Yes, there was a difference in my results between the solubilities of benzophenone in methyl alcohol and benzophenone in hexane. Benzophenone [essentially nonpolar (slightly polar due to the C=O bond)] was soluble in methyl alcohol, but only partially soluble in hexane. The reason for this is that methyl alcohol has an intermediate polarity, whereas hexane is nonpolar. FINISH. At this point I got confused... if benzophenone is basically nonpolar and hexane is nonpolar, then why wasn't benzophenone fully soluble in hexane and why was it fully soluble in methyl alcohol, rather than only partially?
Dr.
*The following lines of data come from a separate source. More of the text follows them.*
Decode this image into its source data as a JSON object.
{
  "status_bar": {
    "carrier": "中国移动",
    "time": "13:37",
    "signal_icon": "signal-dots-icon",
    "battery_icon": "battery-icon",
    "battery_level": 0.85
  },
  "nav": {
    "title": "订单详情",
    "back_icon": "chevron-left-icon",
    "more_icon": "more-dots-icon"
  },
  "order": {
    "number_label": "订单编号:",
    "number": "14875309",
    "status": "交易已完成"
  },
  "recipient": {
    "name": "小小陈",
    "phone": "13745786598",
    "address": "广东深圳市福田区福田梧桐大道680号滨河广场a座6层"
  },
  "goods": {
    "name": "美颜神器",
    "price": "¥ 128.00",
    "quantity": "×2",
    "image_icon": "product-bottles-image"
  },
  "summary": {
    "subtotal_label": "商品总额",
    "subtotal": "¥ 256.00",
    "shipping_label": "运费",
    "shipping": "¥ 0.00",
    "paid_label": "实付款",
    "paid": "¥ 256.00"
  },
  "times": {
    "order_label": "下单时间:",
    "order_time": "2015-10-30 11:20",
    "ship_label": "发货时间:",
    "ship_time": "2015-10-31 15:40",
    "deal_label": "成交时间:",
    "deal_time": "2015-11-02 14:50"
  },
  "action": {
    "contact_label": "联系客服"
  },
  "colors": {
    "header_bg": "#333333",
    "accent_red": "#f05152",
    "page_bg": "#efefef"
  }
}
Russ- Org. Chem. - Dr Russ, Tuesday, September 15, 2009 at 5:07am
The majority of materials that are soluble in a non-polar solvent like hexane are themselves non-polar, so I would expect that benzophenone which has no long chain part to be largely insoluble in hexane. It should however be soluble in say benzene or toluene.
I am not surprised that benzophenone has some solubility in hexane. Similarly I am fairly sure that it also has a slight solubility in water.
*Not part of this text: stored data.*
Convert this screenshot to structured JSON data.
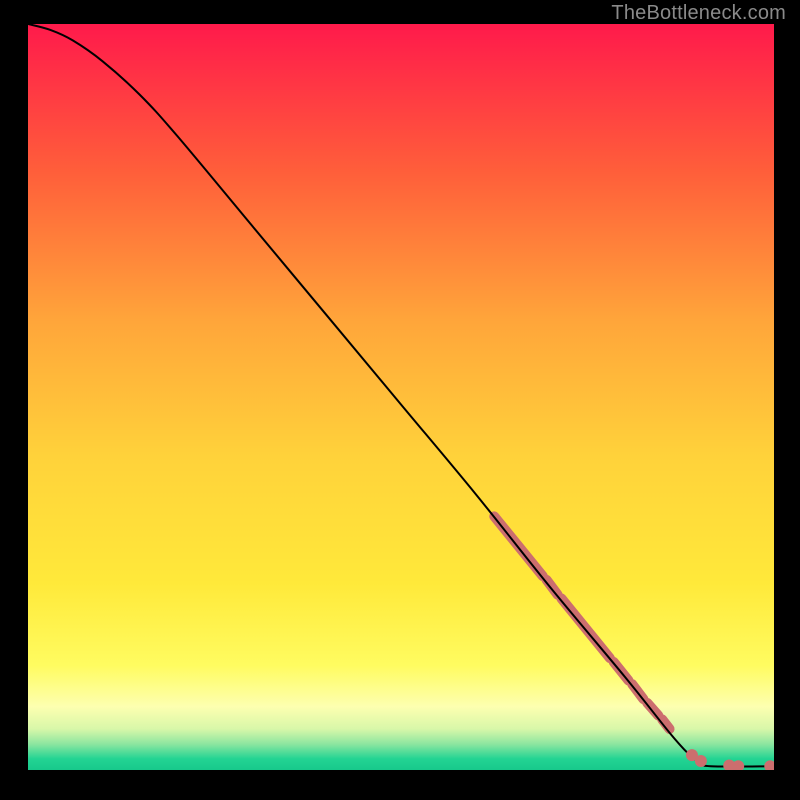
{
  "attribution": "TheBottleneck.com",
  "chart_data": {
    "type": "line",
    "title": "",
    "xlabel": "",
    "ylabel": "",
    "xlim": [
      0,
      100
    ],
    "ylim": [
      0,
      100
    ],
    "grid": false,
    "gradient_stops": [
      {
        "offset": 0.0,
        "color": "#ff1a4b"
      },
      {
        "offset": 0.2,
        "color": "#ff5f3a"
      },
      {
        "offset": 0.4,
        "color": "#ffa63a"
      },
      {
        "offset": 0.58,
        "color": "#ffd23a"
      },
      {
        "offset": 0.75,
        "color": "#ffe93a"
      },
      {
        "offset": 0.86,
        "color": "#fffc60"
      },
      {
        "offset": 0.915,
        "color": "#fdffb0"
      },
      {
        "offset": 0.945,
        "color": "#d8f7a9"
      },
      {
        "offset": 0.965,
        "color": "#8de6a0"
      },
      {
        "offset": 0.985,
        "color": "#23d493"
      },
      {
        "offset": 1.0,
        "color": "#18c98b"
      }
    ],
    "curve": [
      {
        "x": 0.0,
        "y": 100.0
      },
      {
        "x": 3.0,
        "y": 99.2
      },
      {
        "x": 6.0,
        "y": 97.8
      },
      {
        "x": 10.0,
        "y": 95.0
      },
      {
        "x": 15.0,
        "y": 90.5
      },
      {
        "x": 20.0,
        "y": 85.0
      },
      {
        "x": 30.0,
        "y": 73.0
      },
      {
        "x": 40.0,
        "y": 61.0
      },
      {
        "x": 50.0,
        "y": 49.0
      },
      {
        "x": 60.0,
        "y": 37.0
      },
      {
        "x": 70.0,
        "y": 24.5
      },
      {
        "x": 80.0,
        "y": 12.5
      },
      {
        "x": 86.0,
        "y": 5.0
      },
      {
        "x": 88.5,
        "y": 2.2
      },
      {
        "x": 90.0,
        "y": 1.0
      },
      {
        "x": 91.5,
        "y": 0.5
      },
      {
        "x": 100.0,
        "y": 0.5
      }
    ],
    "highlight_segments": [
      {
        "x0": 62.5,
        "y0": 34.0,
        "x1": 69.0,
        "y1": 26.0
      },
      {
        "x0": 69.5,
        "y0": 25.5,
        "x1": 71.0,
        "y1": 23.5
      },
      {
        "x0": 71.5,
        "y0": 23.0,
        "x1": 78.0,
        "y1": 15.0
      },
      {
        "x0": 78.5,
        "y0": 14.5,
        "x1": 80.5,
        "y1": 12.0
      },
      {
        "x0": 81.0,
        "y0": 11.5,
        "x1": 82.5,
        "y1": 9.5
      },
      {
        "x0": 83.0,
        "y0": 9.0,
        "x1": 84.5,
        "y1": 7.3
      },
      {
        "x0": 85.0,
        "y0": 6.8,
        "x1": 86.0,
        "y1": 5.5
      }
    ],
    "highlight_dots": [
      {
        "x": 89.0,
        "y": 2.0
      },
      {
        "x": 90.2,
        "y": 1.2
      },
      {
        "x": 94.0,
        "y": 0.6
      },
      {
        "x": 95.2,
        "y": 0.5
      },
      {
        "x": 99.5,
        "y": 0.5
      }
    ],
    "highlight_color": "#cc6e6e",
    "highlight_width": 10,
    "dot_radius": 6
  }
}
The ketone (C=O) will make the molecule slightly polar and thus soluble in polar solvents.
The solubilities and polarities are not black and white. As you probably realise there is a scale of polarity between non-polar (hexane) and a polar molecule such as water. To add to the complication the structure of the molecule also has to be taken into account, such as can it hydrogen bond and does it have aromatic groups. The old adage of 'like dissolves like' is always a useful starting point.
There is an added complication with ketones in alcohols in that the (C=O) can also react with the alcohol group to form C(OMe)2 (a ketal).